With the verbs that are syncopated or slightly compressed in sound, the forms resemble the others except for the effects of the syncopation.

One such verb is imir, play.

D'imrínn (DIM-reen), I used to play; d'imríteá (dim-REE-taw*), you used to play.

Another of these is freagair (FRAG-ir), answer. D'fhreagaínn (DRAG-reen), I used to answer; d'fhreagraíteá (drag-REE-taw*), you used to answer.


Cleachtadh leis an aimsir ghnáthchaite

Read these sentences over aloud or, better still, have someone who is familiar with the pronunciation read them to you. Picture the activity and the person or persons doing it. Several future-tense sentences and modh coinníollach sentences are included.

An míníteá na fadhbanna? (FEYEB-uh-nuh). Cheannódh sibh é. Ghoidídís rothair. Nach n-aontaídís leat? D'ordaímis é sin. An mbailítí an bruscar? Nach n-imríodh sé peil? Dheisínn gluaisteáin. Nach n-úllmhaítí an bia gach lá? Líonfaidh Seán an citeal.


Key: Did you used to explain the problems? You-all would buy it. They used to steal bicycles. Didn't they used to agree with you? We used to order that. Did the trash used to be collected? Didn't he used to play football? I used to repair autos. Didn't the food used to be prepared everyday? Seán will fill the kettle.


Focail nua

Several double prepositions in Irish are followed by the genitive or possessive.

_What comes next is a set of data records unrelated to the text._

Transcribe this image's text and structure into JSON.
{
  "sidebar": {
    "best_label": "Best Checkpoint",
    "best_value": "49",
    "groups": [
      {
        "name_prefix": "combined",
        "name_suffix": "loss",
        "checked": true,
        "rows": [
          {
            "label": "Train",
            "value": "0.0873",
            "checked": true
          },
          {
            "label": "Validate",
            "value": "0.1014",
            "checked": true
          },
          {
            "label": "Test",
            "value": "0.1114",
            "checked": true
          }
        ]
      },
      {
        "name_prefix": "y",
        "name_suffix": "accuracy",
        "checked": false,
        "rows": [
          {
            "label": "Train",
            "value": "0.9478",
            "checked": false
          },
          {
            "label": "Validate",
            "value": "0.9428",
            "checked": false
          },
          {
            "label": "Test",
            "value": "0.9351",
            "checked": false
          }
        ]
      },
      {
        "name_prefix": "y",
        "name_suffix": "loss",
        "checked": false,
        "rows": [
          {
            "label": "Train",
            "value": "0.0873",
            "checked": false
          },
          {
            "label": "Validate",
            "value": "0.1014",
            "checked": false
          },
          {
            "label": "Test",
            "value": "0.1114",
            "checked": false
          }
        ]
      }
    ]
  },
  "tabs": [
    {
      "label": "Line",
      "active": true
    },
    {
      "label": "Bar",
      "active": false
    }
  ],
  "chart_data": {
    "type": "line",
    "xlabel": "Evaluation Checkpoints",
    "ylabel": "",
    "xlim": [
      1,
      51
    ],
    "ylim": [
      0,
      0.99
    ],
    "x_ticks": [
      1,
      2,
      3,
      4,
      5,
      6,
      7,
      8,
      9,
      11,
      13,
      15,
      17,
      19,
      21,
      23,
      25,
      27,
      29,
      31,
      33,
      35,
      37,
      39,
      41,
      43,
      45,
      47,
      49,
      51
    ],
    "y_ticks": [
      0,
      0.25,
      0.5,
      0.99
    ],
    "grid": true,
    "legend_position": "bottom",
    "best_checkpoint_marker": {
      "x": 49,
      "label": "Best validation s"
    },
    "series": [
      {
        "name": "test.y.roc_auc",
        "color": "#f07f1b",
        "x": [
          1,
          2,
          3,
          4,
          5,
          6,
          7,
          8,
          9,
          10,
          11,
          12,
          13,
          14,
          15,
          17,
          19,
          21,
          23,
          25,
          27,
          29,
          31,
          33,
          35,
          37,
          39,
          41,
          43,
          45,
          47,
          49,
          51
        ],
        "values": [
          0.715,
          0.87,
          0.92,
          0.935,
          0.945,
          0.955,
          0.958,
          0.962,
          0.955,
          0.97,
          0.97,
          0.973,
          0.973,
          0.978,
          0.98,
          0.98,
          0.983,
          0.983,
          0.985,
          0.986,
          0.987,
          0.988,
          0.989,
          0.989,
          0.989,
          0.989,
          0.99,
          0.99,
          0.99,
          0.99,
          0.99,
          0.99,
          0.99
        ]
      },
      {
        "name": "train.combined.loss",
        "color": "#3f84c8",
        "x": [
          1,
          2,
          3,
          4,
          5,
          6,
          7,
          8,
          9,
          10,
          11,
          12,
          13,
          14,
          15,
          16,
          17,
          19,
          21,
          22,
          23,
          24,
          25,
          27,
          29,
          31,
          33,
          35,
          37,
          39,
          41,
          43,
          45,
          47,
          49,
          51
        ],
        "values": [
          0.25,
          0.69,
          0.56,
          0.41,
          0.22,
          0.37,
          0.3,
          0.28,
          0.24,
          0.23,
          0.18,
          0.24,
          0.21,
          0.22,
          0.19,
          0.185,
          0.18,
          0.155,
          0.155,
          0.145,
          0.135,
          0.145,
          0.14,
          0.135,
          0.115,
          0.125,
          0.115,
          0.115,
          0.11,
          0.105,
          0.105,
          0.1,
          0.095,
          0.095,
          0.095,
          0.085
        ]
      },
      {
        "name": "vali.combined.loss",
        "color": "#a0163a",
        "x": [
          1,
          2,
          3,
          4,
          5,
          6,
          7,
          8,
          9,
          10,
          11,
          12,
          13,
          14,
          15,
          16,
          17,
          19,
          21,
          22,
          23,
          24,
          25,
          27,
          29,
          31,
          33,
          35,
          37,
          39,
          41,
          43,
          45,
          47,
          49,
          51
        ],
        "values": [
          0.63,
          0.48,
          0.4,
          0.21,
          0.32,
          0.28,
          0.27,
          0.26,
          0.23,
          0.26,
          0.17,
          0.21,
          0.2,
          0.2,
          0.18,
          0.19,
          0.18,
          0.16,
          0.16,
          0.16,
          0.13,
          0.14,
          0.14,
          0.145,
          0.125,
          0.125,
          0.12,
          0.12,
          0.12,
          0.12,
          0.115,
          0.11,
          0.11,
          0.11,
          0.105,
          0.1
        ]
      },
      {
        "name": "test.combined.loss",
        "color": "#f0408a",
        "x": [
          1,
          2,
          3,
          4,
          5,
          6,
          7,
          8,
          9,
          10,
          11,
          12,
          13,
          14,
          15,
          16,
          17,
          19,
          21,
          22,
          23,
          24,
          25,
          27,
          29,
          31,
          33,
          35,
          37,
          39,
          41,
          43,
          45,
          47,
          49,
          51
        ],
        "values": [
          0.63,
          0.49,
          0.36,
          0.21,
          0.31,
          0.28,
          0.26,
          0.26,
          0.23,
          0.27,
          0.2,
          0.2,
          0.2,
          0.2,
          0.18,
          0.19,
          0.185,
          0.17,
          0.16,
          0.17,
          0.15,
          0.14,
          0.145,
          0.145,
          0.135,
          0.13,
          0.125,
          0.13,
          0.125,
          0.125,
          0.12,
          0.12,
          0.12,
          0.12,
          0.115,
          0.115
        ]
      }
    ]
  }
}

An example that you have already seen in these lessons is os cionn, meaning above. Os cionn an bhoird (ohs kyuhn uh VWIRD) means "above the table".

Three others are:

go ceann (goh KYOUN); to the end of or for the duration of. Examples:

go ceann na cuairte (nuh KOO-ahrt-ye), for the duration of the visit; go ceann na míosa (MEES-uh) seo, to the end of this month; go ceann an chogaidh (K*UHG-ee), for the duration of the war.

It can also mean "to the top of", as in : go ceann an chnoic, to the top of the hill.

i gceann (i GYOUN), at the end of (one meaning). For example: i gceann coicíse (KEYE-kee-shuh), at the end of a fortnight, in two weeks' time. i gcionn (i GYUN) means this also.

ar feadh (er fa), during or along. An example: ar feadh an bhóthair is "along the road".

Sentences: Beidh mé ann go ceann míosa, I will be there for a month.

Beidh mé sa bhaile i gceann míosa, I will be home at the end of a month.

Chonaic mé Nóra ar feadh an lae sin, I saw Nora during that day.

Fuair mé mo lón ar feadh na sráide sin, I got my lunch along that street.